Nunca tuvo en qué sentarse
sino sillas y sofás
con
banquitos y cojines
y
resorte al espaldar.
Ni otra cama que una grande
más dorada que un altar,
con
colchón de blanda pluma,
mucha
seda y mucho holán.
Y esta pobre viejecita
cada año, hasta su fin,
tuvo
un año más de vieja
y
uno menos que vivir.
Y
al mirarse en el espejo
la
espantaba siempre allí
otra
vieja de antiparras,
papalina
y peluquín.
ANÁLISIS DEL POEMA "LA POBRE VIEJECITA"
"La
Pobre Viejecita" es un poema que utiliza la ironía y el sarcasmo para
describir la vida de una anciana que, a pesar de tener todos los lujos y
comodidades a su alcance, se considera a sí misma "pobre". A continuación, se presentan algunos puntos de
vista sobre este poema:
PUNTO DE VISTA SOCIAL
Desde un punto de vista social, el poema puede verse como una
crítica a la hipocresía y la falsa modestia de la clase alta. La
viejecita, a pesar de
tener una vida llena de lujos y comodidades, se considera "pobre"

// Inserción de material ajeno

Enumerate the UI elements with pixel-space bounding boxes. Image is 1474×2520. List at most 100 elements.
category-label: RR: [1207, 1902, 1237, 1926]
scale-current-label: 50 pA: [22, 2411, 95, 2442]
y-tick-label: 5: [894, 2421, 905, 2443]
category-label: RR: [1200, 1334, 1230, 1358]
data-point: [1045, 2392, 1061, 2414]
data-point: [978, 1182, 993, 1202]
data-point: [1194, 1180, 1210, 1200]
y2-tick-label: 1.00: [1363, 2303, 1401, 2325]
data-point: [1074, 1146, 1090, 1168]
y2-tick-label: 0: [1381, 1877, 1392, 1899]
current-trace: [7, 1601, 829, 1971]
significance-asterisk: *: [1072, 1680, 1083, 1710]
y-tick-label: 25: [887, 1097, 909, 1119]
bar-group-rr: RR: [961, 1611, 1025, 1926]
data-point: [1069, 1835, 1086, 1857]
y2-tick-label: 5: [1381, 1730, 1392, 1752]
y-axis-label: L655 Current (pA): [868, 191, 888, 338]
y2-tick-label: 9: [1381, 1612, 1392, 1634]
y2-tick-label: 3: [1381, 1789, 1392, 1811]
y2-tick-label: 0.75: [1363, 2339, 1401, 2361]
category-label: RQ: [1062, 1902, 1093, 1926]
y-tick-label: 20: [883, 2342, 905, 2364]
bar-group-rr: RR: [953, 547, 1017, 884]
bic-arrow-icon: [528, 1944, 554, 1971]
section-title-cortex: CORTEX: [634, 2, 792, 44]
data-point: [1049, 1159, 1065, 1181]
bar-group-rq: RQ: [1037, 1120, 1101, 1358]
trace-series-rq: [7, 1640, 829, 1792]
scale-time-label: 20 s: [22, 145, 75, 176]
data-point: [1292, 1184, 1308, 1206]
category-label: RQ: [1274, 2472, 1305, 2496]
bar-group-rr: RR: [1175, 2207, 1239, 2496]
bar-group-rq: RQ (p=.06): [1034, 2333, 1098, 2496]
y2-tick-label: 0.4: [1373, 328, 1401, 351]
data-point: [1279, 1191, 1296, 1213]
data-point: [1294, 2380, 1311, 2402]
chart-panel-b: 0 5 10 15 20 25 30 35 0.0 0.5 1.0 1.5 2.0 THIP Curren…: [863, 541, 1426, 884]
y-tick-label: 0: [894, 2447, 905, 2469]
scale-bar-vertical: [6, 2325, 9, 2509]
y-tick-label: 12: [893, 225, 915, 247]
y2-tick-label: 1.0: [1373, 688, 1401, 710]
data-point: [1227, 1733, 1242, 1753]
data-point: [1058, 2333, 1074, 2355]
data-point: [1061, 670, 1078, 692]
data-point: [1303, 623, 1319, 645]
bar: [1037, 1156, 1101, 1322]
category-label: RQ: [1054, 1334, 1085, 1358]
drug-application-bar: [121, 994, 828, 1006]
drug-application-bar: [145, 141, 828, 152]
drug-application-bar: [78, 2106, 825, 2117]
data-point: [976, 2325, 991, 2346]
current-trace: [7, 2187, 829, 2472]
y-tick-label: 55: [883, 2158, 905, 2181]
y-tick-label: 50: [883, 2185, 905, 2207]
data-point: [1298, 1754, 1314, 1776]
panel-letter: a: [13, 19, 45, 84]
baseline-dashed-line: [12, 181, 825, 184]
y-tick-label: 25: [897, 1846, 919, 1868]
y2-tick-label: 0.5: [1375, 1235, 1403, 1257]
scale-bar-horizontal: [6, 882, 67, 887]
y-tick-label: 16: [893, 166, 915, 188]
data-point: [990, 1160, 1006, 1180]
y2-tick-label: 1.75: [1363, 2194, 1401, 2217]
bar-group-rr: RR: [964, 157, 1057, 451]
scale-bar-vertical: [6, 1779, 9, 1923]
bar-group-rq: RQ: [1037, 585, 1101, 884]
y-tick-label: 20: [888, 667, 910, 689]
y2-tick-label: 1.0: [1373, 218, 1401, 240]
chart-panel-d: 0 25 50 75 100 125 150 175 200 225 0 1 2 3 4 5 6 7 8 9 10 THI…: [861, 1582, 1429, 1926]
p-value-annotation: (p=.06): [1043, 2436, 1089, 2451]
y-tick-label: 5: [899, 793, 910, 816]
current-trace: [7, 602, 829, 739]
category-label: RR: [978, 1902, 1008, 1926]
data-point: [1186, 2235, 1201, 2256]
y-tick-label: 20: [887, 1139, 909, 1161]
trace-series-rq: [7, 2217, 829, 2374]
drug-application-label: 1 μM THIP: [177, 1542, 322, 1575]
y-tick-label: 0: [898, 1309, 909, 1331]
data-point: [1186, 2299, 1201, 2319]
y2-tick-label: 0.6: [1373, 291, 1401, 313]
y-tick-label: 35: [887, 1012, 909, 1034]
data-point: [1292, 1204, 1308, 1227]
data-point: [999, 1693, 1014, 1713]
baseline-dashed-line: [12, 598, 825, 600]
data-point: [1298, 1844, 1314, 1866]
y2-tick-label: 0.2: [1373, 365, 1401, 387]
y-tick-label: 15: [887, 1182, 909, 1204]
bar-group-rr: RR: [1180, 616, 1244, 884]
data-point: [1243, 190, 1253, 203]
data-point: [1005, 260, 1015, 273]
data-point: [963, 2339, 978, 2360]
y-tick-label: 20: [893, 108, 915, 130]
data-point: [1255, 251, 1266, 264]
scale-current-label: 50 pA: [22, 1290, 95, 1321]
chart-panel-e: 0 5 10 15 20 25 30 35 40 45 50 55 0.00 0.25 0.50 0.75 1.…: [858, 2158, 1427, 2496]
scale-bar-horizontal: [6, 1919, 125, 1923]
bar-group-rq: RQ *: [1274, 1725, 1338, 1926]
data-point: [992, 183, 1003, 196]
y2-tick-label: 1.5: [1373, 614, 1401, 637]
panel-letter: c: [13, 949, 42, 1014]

y se queja de no tener nada. Esto refleja la tendencia de
algunas personas a quejarse de su situación a pesar de tener todo lo que
necesitan.
PUNTO DE VISTA PSICOLÓGICO
Desde un punto de vista psicológico, el poema puede verse como una representación de la insatisfacción y la
ansiedad que pueden experimentar algunas personas a pesar de tener una vida
aparentemente perfecta. La viejecita, a pesar de tener todo lo que
necesita, se siente infeliz y se queja de su situación. Esto puede reflejar la idea de que la felicidad no
depende solo de las posesiones materiales.
PUNTO DE VISTA LITERARIO
Desde un punto de vista literario, el poema es un ejemplo de la
habilidad de Rafael Pombo para utilizar la ironía y el sarcasmo para criticar
la sociedad de su época. El uso de la repetición de la palabra
"pobre" para describir a la viejecita es un ejemplo de la ironía que
se utiliza para resaltar la contradicción entre la realidad y la percepción de
la viejecita.
PUNTO DE VISTA FILOSÓFICO
Desde
un punto de vista filosófico, el poema puede verse como una reflexión sobre la
naturaleza de la felicidad y la satisfacción. La viejecita, a pesar de tener
todo lo que necesita, se siente infeliz y se queja de su situación. Esto puede reflejar la idea de que la felicidad no depende solo de las posesiones materiales, sino también
de la perspectiva y la actitud hacia la vida.
En resumen,
"La Pobre Viejecita" es un poema que utiliza la ironía y el sarcasmo
para criticar la sociedad y reflexionar sobre la naturaleza de la felicidad y
la satisfacción. A través de la descripción de la vida de una anciana que se considera
"pobre" a pesar de tener todo lo que necesita, el poema nos invita a
reflexionar sobre nuestras propias actitudes y perspectivas hacia la vida.
VERSION MODERNA DE LA POBRE VIEJECITA
Inspirada en el poema de Rafael Pombo
Érase una viejecita
sin
ninguna preocupación,
sin
deudas, sin hipotecas,
ni
problemas de pensión.
Sin nietos que la molestan,
ni
hijos que hagan ruido,
vivía
con asistentes
y
un perrito consentido.
No tenía un solo achaque,
ni un dolor ni un resfriado,
pues
todo lo resolvía
su
seguro privado.
No tenía qué limpiar
ni qué lavar, ni qué hacer,
porque
una robot doméstica
la
ayudaba sin parar.
No sufría por el clima
ni por falta de calor,
pues
tenía calefacción
¡y
aire fresco a su sabor!
Ni sabía de inflación
ni de la crisis mundial,
porque
su cuenta bancaria
crecía
sin descansar.
Tenía Netflix, tenía
consola y televisión,
Alexa
le hacía compañía
¡y
hasta le cantaba un son!
No tenía ni una pena,
ni un problema ni un pesar...
¡Qué
viejecita tan pobre!
¡Dios
la venga a amparar!
Moraleja
actual:
A veces
quien más posee
menos
motivos tendrá
para reír
con el alma
y en paz de
verdad estar.
REFLEXIONES DE UN SACERDOTE CATOLICO
Rafael Pombo
nos presenta una imagen irónica de una anciana que, a pesar de tener todo lo
que necesita, se considera "pobre". Esto nos hace reflexionar sobre
la verdadera pobreza y la riqueza. La pobreza no es solo la falta de bienes
materiales, sino también la falta de amor, de fe y de esperanza. La viejecita,
rodeada de lujos, se siente vacía y sola. Esto nos recuerda que la verdadera
riqueza está en el corazón, en la relación con Dios y con los demás. Debemos
buscar la verdadera riqueza, que es la que nos hace felices y nos da sentido.
No nos dejemos engañar por las apariencias, sino busquemos lo que realmente
importa: el amor de Dios y el amor por los demás. Que esta reflexión nos lleve
a valorar lo que realmente importa en la vida.